Sensor-based activity recognition involves the automatic recognition of a user's activity in a smart environment using computational methods. The use of wearable devices and video-based approaches have attracted considerable interest in ubiquitous computing. Nevertheless, these methods have limitations such as issues with privacy invasion, ethics, comfort and obtrusiveness. Environmental sensors are an increasingly promising consideration in the ubiquitous computing domain for long-term monitoring, as these devices are non-invasive to inhabitants, yet certain challenges remain with activity recognition in sensorised environments, for example, addressing the challenge of intraclass variation between activities and reasoning from low-level uncertain information. In an effort to address these challenges, this paper proposes and evaluates the performance of a Radial Basis Function Neural Network approach for activity recognition with environmental sensors. The model is trained using the Localized Generalization Error and focuses on the generalization ability by considering both the training error and stochastic sensitivity measure. This measures the network output fluctuation with respect to the minor perturbation of input, to address the tolerance of the low-level uncertain sensor data.

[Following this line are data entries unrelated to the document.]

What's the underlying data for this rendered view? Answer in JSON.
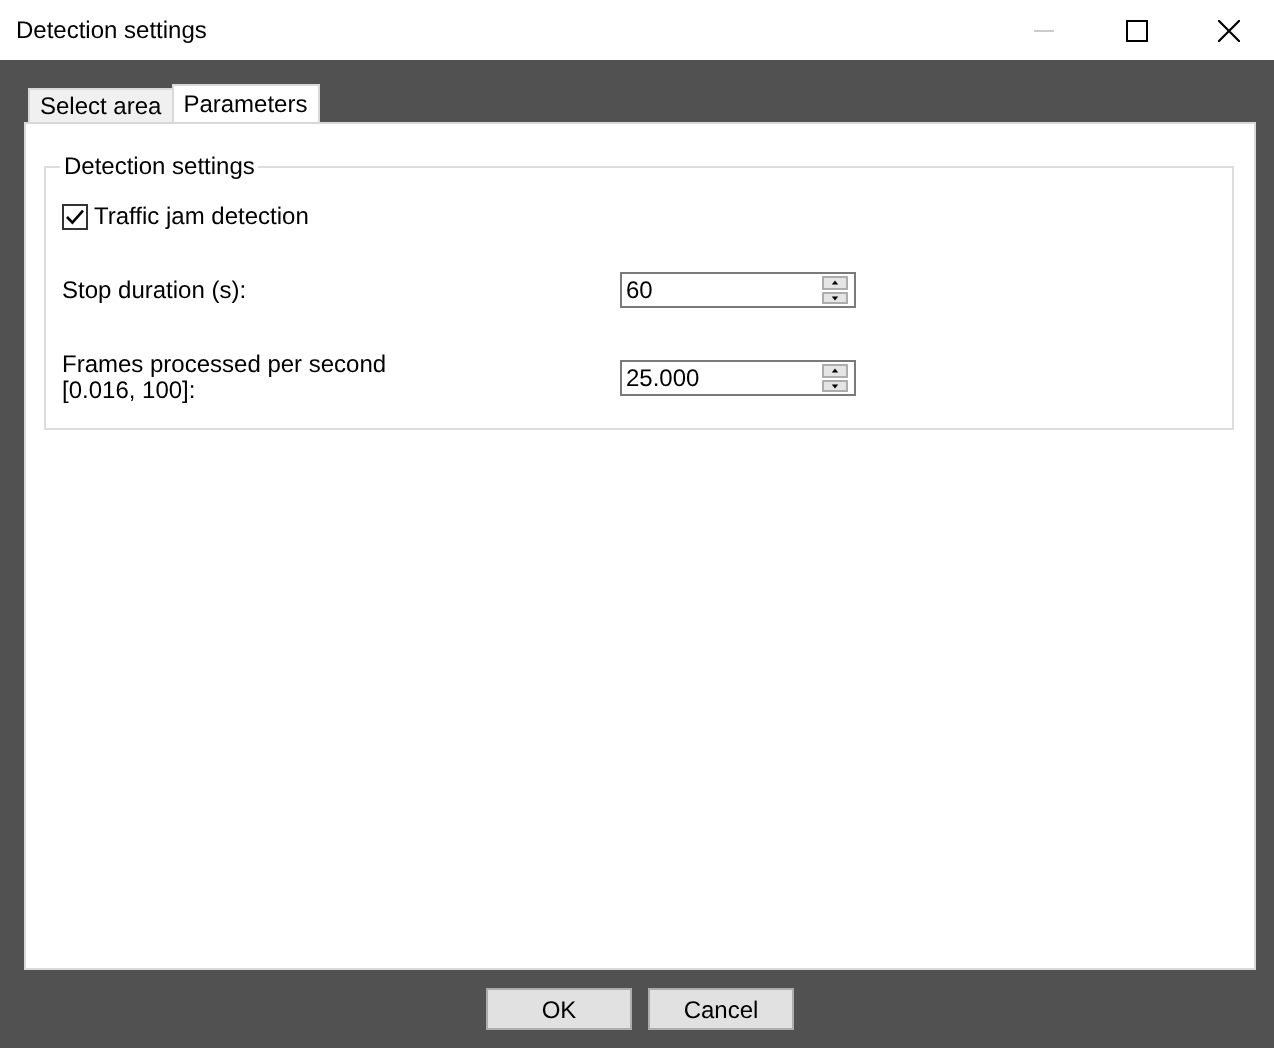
{
  "window": {
    "title": "Detection settings"
  },
  "tabs": [
    {
      "label": "Select area",
      "selected": false
    },
    {
      "label": "Parameters",
      "selected": true
    }
  ],
  "group": {
    "title": "Detection settings",
    "rows": [
      {
        "kind": "checkbox",
        "label": "Traffic jam detection",
        "checked": true
      },
      {
        "kind": "spin",
        "label": "Stop duration (s):",
        "value": "60"
      },
      {
        "kind": "spin",
        "label": "Frames processed per second\n[0.016, 100]:",
        "value": "25.000"
      }
    ]
  },
  "buttons": [
    "OK",
    "Cancel"
  ]
}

This approach is compared with three benchmark Neural Network approaches, including a popular deep learning approach using an Autoencoder, and it is evaluated with a simulated dataset as well as a number of publicly available datasets. The proposed method has shown advantages over the other models for all four evaluated datasets. This paper provides insights into the importance of model generalization abilities and an initial analysis of the limitation of deep Neural Networks with respect to sensor-based activity recognition.